You’re probably thinking, there Neff goes again. Who does he think he is? Harvard educated economists are certainly smarter than this yahoo. Okay, so don’t take my word for it. Here’s what "experts" from around the world are saying about the current situation. Then you decide if you agree with me that oil pricing is a giant casino game being run by a bunch of con men or if you are in the supply and demand camp of the oil industry economists.
From Fadel Gheit, an analyst at Oppenheimer & Company: "There is no reason why oil prices should be above $60. The physical supplies do not justify the price; it just doesn’t make sense."
That opinion is seconded by Shokri Ghanem, the chairman of Libya’s National Oil Corporation: "There is plenty of oil on the market. Oil prices are disconnected from the fundamental changes in supply and demand."

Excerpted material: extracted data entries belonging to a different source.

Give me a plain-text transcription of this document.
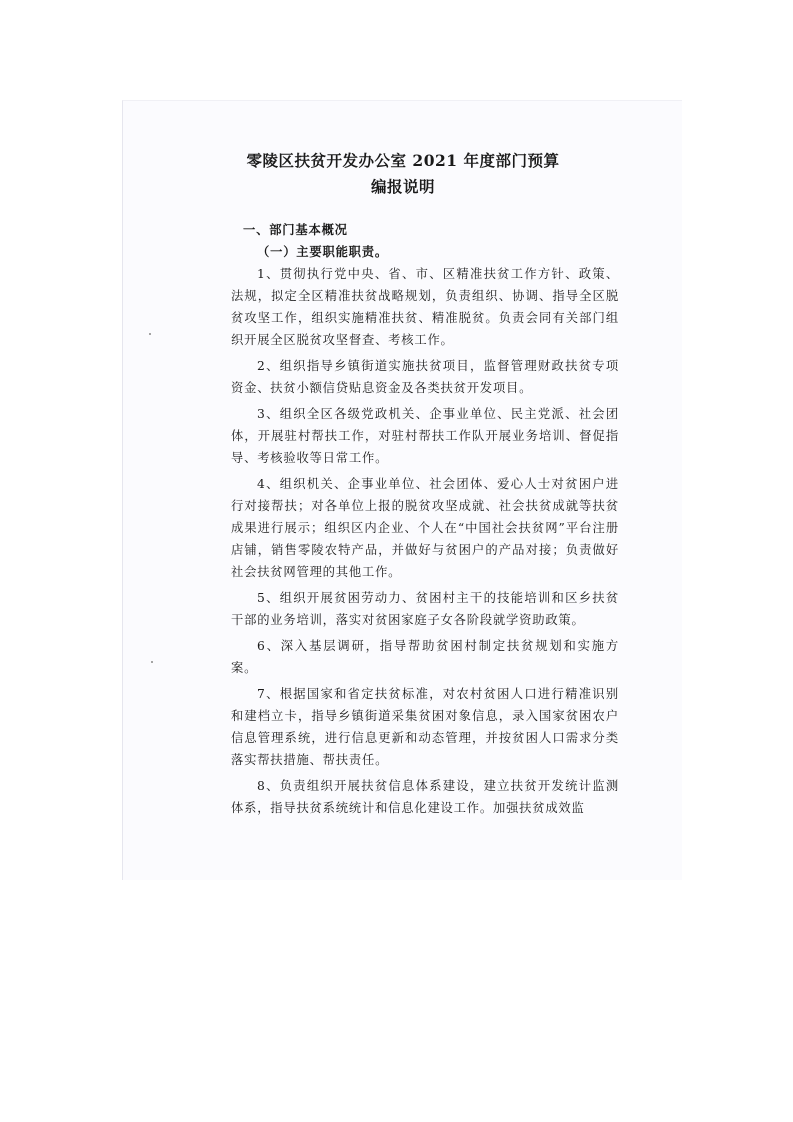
零陵区扶贫开发办公室 2021 年度部门预算
编报说明

一、部门基本概况

（一）主要职能职责。

1、贯彻执行党中央、省、市、区精准扶贫工作方针、政策、法规，拟定全区精准扶贫战略规划，负责组织、协调、指导全区脱贫攻坚工作，组织实施精准扶贫、精准脱贫。负责会同有关部门组织开展全区脱贫攻坚督查、考核工作。

2、组织指导乡镇街道实施扶贫项目，监督管理财政扶贫专项资金、扶贫小额信贷贴息资金及各类扶贫开发项目。

3、组织全区各级党政机关、企事业单位、民主党派、社会团体，开展驻村帮扶工作，对驻村帮扶工作队开展业务培训、督促指导、考核验收等日常工作。

4、组织机关、企事业单位、社会团体、爱心人士对贫困户进行对接帮扶；对各单位上报的脱贫攻坚成就、社会扶贫成就等扶贫成果进行展示；组织区内企业、个人在“中国社会扶贫网”平台注册店铺，销售零陵农特产品，并做好与贫困户的产品对接；负责做好社会扶贫网管理的其他工作。

5、组织开展贫困劳动力、贫困村主干的技能培训和区乡扶贫干部的业务培训，落实对贫困家庭子女各阶段就学资助政策。

6、深入基层调研，指导帮助贫困村制定扶贫规划和实施方案。

7、根据国家和省定扶贫标准，对农村贫困人口进行精准识别和建档立卡，指导乡镇街道采集贫困对象信息，录入国家贫困农户信息管理系统，进行信息更新和动态管理，并按贫困人口需求分类落实帮扶措施、帮扶责任。

8、负责组织开展扶贫信息体系建设，建立扶贫开发统计监测体系，指导扶贫系统统计和信息化建设工作。加强扶贫成效监
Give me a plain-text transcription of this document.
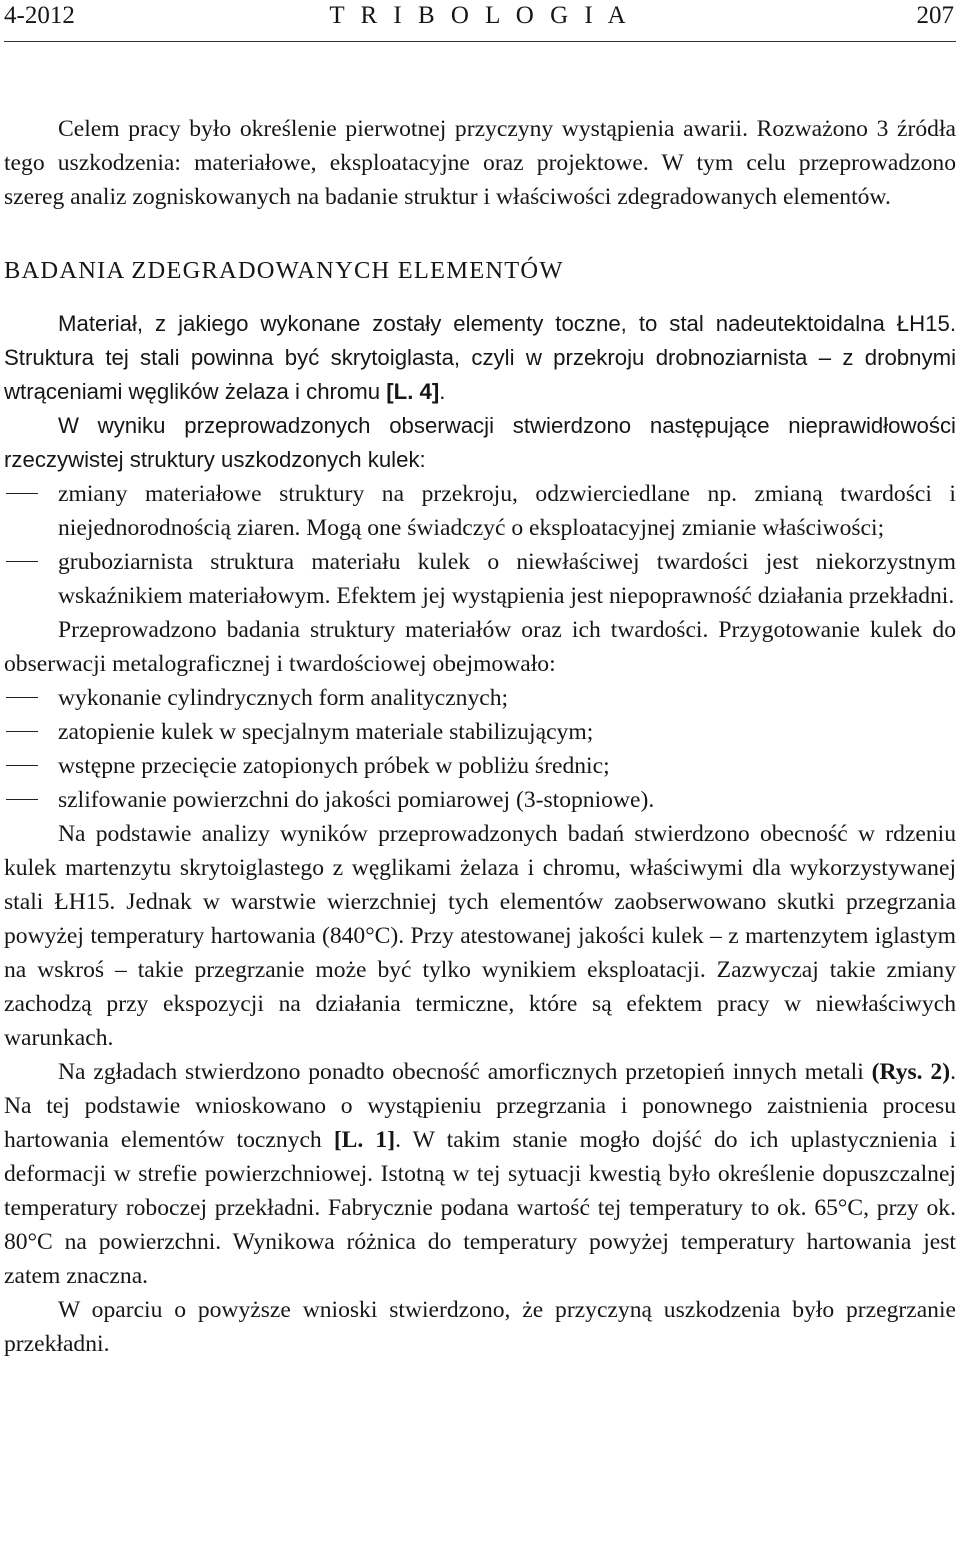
4-2012	T R I B O L O G I A	207

Celem pracy było określenie pierwotnej przyczyny wystąpienia awarii. Rozważono 3 źródła tego uszkodzenia: materiałowe, eksploatacyjne oraz projektowe. W tym celu przeprowadzono szereg analiz zogniskowanych na badanie struktur i właściwości zdegradowanych elementów.

BADANIA ZDEGRADOWANYCH ELEMENTÓW

Materiał, z jakiego wykonane zostały elementy toczne, to stal nadeutektoidalna ŁH15. Struktura tej stali powinna być skrytoiglasta, czyli w przekroju drobnoziarnista – z drobnymi wtrąceniami węglików żelaza i chromu [L. 4].

W wyniku przeprowadzonych obserwacji stwierdzono następujące nieprawidłowości rzeczywistej struktury uszkodzonych kulek:

zmiany materiałowe struktury na przekroju, odzwierciedlane np. zmianą twardości i niejednorodnością ziaren. Mogą one świadczyć o eksploatacyjnej zmianie właściwości;
gruboziarnista struktura materiału kulek o niewłaściwej twardości jest niekorzystnym wskaźnikiem materiałowym. Efektem jej wystąpienia jest niepoprawność działania przekładni.

Przeprowadzono badania struktury materiałów oraz ich twardości. Przygotowanie kulek do obserwacji metalograficznej i twardościowej obejmowało:

wykonanie cylindrycznych form analitycznych;
zatopienie kulek w specjalnym materiale stabilizującym;
wstępne przecięcie zatopionych próbek w pobliżu średnic;
szlifowanie powierzchni do jakości pomiarowej (3-stopniowe).

Na podstawie analizy wyników przeprowadzonych badań stwierdzono obecność w rdzeniu kulek martenzytu skrytoiglastego z węglikami żelaza i chromu, właściwymi dla wykorzystywanej stali ŁH15. Jednak w warstwie wierzchniej tych elementów zaobserwowano skutki przegrzania powyżej temperatury hartowania (840°C). Przy atestowanej jakości kulek – z martenzytem iglastym na wskroś – takie przegrzanie może być tylko wynikiem eksploatacji. Zazwyczaj takie zmiany zachodzą przy ekspozycji na działania termiczne, które są efektem pracy w niewłaściwych warunkach.

Na zgładach stwierdzono ponadto obecność amorficznych przetopień innych metali (Rys. 2). Na tej podstawie wnioskowano o wystąpieniu przegrzania i ponownego zaistnienia procesu hartowania elementów tocznych [L. 1]. W takim stanie mogło dojść do ich uplastycznienia i deformacji w strefie powierzchniowej. Istotną w tej sytuacji kwestią było określenie dopuszczalnej temperatury roboczej przekładni. Fabrycznie podana wartość tej temperatury to ok. 65°C, przy ok. 80°C na powierzchni. Wynikowa różnica do temperatury powyżej temperatury hartowania jest zatem znaczna.

W oparciu o powyższe wnioski stwierdzono, że przyczyną uszkodzenia było przegrzanie przekładni.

Additional affirmation is provided by Mike Wittner, head of oil research for London’s Societe Generale: "There’s various signals out there saying for right now the markets are well supplied with crude."
An example of this is Iran, which is now storing 25 million barrels of crude because, in the words of Hossein Ardebili, their oil governor, "there are simply no buyers because the market has more than enough oil."
Finally, the Wall Street Journal observes: "Since early 2007, U.S. demand for petroleum has fallen by 1 percent and world demand has risen by 1.3 percent. Supplies of crude are so plentiful traders of physical crude oil say their market is suffering from too much supply, not too little."
So, if these observations are true why does the price of crude keep going up on the world market and hence the price for a gallon of gasoline? The answer is that speculators, the same bunch who brought you the dot-com fiasco, the savings and loan meltdown, and most recently the housing implosion are now playing roulette on the world’s oil market.
Says Deborah Fineman, president of New Jersey’s Mitchell Supreme Fuel Company said in a Politizine.com article: "Energy markets have been dictated by…speculators who artificially manipulate the numbers for their own benefit. The current market isn’t based on the sound principles of supply and demand but it is being rigged by companies and speculators who are jacking up prices for their own greed."
Gerry Ramm, president of Inland Oil told the Senate Commerce, Science and Transportation Committee this week: "Excessive speculation on energy trading facilities is the fuel that is driving this runaway train in crude-oil prices."
Now, how does this relate to gasoline prices? Well, we’ve been told that as the price of crude goes up so exponentially must gas prices. Plus, we’ve also been told that we lack the refinery capacity to deliver gasoline to the marketplace. How many times have you heard that no new refineries have been built in the United States in decades because environmentalists have blocked new construction at every turn? The economists tell us that gas costs more because demand is high and the capacity to deliver more supply does not exist.
Oh really? From the New York Times on May 14: "Refining utilization rates…slumped to 81.4 percent in the second week of April, compared with 90.4 percent at the same time last year, Earlier this month refineries were running 85 percent of their capacity."
Ahem, ahem…at your job has the boss ever said, "Even though there’s a demand for what we make, I’d prefer you work at about 81 percent of your capacity and sleep the rest of the time." I didn’t think so.